I confess to a more than a bit of this sentiment, and not just in relation to OER,   “Much of the OER movement has a bad attitude about platforms.” I am always wary when the focus is on developing platforms and not developing the people who will use these platforms.

I was once in a meeting where I put forward the “people and process not platforms and products” case. I was told that what was being discussed was platform “in the Californian sense of platform”.  . .  I’m sure a classic WTF look must have passed over my face, but it was explained that this meant people as well as technology.  Geography aside, three years later this sense of platform doesn’t seem to be that wide spread or acknowledged. Maybe I need to go to California. But I digress.

Not long before the Wiley post I was reading the Pearson White Paper on learning design.  It caused me a bit of unease too.  Part of me was delighted to see learning design being recognised by, whatever might happen to them, a significant player in the education technology provider field.   Using learning design to help product design is a bit of a no brainer. Technology should be driven by educational need or as Pearson put it :

“Products and systems that effectively leverage learning design can deliver superior learning outcomes.”

One example in the paper referred to work they had done in social science classes

“we quickly recognized that students were easily distracted by conventional textbooks. This told us we needed to eliminate distractions: any extraneous cognitive load that doesn’t promote learning. Fortunately, our learning design work reveals many proven techniques for accomplishing this. REVEL segments all content into manageable pieces and presents it via a consistent structure.

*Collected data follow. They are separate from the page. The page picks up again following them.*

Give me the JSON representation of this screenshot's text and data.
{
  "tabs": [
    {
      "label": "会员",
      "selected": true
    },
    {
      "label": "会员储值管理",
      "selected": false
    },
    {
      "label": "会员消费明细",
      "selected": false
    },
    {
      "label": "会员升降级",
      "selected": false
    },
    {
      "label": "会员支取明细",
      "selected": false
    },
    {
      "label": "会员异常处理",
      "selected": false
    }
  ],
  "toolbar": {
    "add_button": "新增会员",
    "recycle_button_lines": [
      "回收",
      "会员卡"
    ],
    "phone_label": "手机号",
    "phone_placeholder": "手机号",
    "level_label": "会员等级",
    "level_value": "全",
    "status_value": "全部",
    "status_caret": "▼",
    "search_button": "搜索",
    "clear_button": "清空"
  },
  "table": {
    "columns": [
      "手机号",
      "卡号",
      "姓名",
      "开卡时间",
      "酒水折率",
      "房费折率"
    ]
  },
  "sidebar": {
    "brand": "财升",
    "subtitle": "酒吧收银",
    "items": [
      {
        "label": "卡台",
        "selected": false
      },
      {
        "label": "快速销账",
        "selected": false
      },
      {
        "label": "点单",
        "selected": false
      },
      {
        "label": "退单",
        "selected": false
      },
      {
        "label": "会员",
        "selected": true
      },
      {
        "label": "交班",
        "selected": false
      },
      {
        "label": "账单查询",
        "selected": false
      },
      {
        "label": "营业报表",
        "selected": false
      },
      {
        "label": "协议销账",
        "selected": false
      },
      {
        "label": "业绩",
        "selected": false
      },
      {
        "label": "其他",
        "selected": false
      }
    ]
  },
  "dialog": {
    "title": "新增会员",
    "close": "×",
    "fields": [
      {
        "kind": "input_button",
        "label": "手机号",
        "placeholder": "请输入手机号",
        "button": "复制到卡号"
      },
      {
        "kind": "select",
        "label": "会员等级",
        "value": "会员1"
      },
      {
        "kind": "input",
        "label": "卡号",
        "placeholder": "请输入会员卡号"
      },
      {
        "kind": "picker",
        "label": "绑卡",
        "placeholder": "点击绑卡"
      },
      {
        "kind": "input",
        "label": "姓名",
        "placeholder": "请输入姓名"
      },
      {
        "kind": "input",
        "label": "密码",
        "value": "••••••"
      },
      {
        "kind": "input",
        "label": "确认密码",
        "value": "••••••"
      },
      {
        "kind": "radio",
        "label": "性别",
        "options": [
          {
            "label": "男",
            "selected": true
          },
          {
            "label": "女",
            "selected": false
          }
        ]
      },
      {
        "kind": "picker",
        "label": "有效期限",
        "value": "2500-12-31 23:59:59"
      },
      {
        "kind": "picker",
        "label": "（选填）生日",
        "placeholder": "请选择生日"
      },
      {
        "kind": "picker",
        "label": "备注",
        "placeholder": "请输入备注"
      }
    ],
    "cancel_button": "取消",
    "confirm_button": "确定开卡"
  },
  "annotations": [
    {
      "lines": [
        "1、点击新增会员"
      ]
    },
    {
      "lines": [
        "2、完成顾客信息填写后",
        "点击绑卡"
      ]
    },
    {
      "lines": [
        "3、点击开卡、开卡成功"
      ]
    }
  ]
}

It provides strong signaling cues to highlight key material and places all relevant content on screen simultaneously to offer a continuous, uninterrupted experience”

Which kind of related to this point from the Wiley post:

“Our fixation on discovery and assembly also distracts us from other serious platform needs – like platforms for the collaborative development of OER and open assessments (assessments are the lifeblood of this new generation of platforms), where faculty and students can work together to create and update the core materials that support learning in our institutions. Our work in OER will never be truly sustainable until faculty and students jointly own this process, and that can’t happen until a new category of tools emerges that enables and supports this critical work. (Grant money for OER creation won’t last forever.)

And don’t even start trying to explain how the LMS is the answer. Just don’t. “

Well of course Pearson do try to explain that:

“As testing progresses, we can overcome problems that compromise outcomes and build a strong case that our design will support learning. The very same work also helps us tightly define assessments to find out if the product works in real classrooms”

Of course they don’t really touch on the OER aspect (all their learning design stuff has been made available with CC goodness) but I’ll come back to that.

That phrase “if the product works”, I keep coming back to that.  So on the one hand I have to be pleased that Pearson are recognising learning design. I have no argument with their core principles .  I agree with them all.  But I am still left with the niggle around the  assumption that the platform will “do” all the learning design  for both staff and students. That underlying  assumption that if only we had the right platform all would be well, everything could be personalised, through data and analytics and we’d have no retention issues.  That niggles me.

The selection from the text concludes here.